Na cidade portuária de Mariel, às portas de Havana, concretizaram-se 12 projetos desde a abertura da zona econômica especial, há dois anos. Lá ficam as sedes de três firmas que trabalham com capital nacional: uma companhia de logística, um banco e o terminal de contêineres de Mariel, erguido com créditos brasileiros e operado para PSA International, de Cingapura.

Além disso, até agora lá se estabeleceram um produtor de carne e um de tintas, mexicanos; uma firma de transportes belga; uma espanhola de gêneros alimentícios; uma construtora brasileira; e uma joint venture cubano-brasileira.

Pouco antes da visita de Obama, no domingo 20, o fabricante de tratores Cleber LLC, do Alabama, recebeu sinal verde para construir uma central de produção em Cuba, como primeira empresa americana em meio século. Assim, a partir de 2017 cerca de mil pequenos tratores sairão a cada ano de Mariel, para abastecer agricultores independentes e cooperativas.

Além da agricultura e do turismo, a biotecnologia e a farmácia parecem ser os setores com maior potencial. No entanto, medicamentos e produtos biotecnológicos cubanos ainda não podem ser exportados para os EUA, por causa dos embargos econômico, comercial e financeiro impostos pelo país e ainda em vigor.

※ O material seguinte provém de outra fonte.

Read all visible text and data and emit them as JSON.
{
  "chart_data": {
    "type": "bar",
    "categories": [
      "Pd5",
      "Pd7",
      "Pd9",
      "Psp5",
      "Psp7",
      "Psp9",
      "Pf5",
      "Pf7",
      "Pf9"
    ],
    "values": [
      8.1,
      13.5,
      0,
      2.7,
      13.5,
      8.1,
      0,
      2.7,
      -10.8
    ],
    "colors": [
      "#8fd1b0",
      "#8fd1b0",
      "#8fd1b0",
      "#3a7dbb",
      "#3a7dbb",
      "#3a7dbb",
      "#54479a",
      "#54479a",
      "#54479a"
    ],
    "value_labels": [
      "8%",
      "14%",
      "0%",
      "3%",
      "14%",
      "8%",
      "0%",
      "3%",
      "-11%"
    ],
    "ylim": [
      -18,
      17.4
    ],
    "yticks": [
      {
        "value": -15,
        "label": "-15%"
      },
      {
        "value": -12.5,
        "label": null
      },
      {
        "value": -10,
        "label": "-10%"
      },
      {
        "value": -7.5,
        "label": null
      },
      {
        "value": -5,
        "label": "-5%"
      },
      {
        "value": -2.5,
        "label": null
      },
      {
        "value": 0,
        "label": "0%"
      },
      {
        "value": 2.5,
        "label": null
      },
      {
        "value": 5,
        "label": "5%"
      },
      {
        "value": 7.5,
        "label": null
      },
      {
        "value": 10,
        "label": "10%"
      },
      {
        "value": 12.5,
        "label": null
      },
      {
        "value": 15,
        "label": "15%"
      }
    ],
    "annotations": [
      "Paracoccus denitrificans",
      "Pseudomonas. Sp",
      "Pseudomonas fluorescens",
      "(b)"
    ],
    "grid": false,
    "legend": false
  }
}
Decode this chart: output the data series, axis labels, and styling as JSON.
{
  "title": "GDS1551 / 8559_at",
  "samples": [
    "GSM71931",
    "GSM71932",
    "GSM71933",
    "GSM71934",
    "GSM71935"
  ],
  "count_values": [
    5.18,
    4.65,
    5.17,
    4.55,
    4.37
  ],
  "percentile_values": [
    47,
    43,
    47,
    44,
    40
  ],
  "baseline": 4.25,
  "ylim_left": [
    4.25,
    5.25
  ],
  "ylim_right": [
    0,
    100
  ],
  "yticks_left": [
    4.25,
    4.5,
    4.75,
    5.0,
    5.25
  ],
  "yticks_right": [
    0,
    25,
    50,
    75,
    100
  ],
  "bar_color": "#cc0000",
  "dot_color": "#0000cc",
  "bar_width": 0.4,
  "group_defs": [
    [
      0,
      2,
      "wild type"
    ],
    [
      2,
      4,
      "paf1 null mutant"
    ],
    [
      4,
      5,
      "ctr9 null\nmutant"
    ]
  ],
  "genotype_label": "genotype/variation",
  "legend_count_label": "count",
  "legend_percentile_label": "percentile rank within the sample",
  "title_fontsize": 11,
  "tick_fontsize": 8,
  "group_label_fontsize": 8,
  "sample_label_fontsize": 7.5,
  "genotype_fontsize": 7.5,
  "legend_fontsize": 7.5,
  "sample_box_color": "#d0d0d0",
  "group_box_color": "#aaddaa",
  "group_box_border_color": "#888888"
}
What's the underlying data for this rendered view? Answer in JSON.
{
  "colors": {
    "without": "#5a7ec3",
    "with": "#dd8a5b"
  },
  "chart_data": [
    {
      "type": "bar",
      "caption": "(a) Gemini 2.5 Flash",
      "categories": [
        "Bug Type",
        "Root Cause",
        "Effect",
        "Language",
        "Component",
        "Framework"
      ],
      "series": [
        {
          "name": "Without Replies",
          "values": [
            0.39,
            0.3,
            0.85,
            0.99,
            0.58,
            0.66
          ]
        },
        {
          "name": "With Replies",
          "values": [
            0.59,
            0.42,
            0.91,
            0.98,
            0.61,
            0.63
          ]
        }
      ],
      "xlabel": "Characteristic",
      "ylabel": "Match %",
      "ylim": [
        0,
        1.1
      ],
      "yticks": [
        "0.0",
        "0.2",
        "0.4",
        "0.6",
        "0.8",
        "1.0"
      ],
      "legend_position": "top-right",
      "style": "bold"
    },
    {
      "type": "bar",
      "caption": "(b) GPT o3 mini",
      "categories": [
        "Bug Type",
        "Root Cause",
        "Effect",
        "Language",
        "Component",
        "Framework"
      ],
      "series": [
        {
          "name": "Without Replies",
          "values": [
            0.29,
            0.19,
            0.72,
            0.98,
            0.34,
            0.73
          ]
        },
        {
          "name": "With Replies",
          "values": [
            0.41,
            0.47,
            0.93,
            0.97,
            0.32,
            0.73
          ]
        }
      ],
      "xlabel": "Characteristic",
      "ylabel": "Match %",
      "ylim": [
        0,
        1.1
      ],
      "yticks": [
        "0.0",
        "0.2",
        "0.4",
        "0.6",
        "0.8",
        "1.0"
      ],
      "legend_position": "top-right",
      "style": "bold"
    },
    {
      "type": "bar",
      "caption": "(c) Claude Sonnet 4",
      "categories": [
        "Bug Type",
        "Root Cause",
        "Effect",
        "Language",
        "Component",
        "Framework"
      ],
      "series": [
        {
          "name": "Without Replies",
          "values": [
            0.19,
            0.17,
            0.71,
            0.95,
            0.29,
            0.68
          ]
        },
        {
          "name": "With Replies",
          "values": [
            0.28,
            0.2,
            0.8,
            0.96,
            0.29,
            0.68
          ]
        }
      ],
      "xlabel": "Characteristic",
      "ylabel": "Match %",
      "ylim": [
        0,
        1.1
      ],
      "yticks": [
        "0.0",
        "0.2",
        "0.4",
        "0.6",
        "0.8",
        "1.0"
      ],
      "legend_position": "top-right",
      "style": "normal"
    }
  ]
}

No geral, a política de embargo de Washington é o maior obstáculo aos investimentos no Estado insular. Sol Martínez é uma que não confia totalmente nos americanos: “Eles que não fiquem pensando que podem fazer o relógio andar para trás 60 anos. Chegar e fazer dinheiro rápido – a coisa não é assim! Eles vão ter de obedecer às nossas regras”.

Como turistas, os americanos são bem-vindos, é claro. “Se a demanda continuar crescendo, em breve nós vamos aumentar os nossos preços”, diz a anciã, piscando o olho.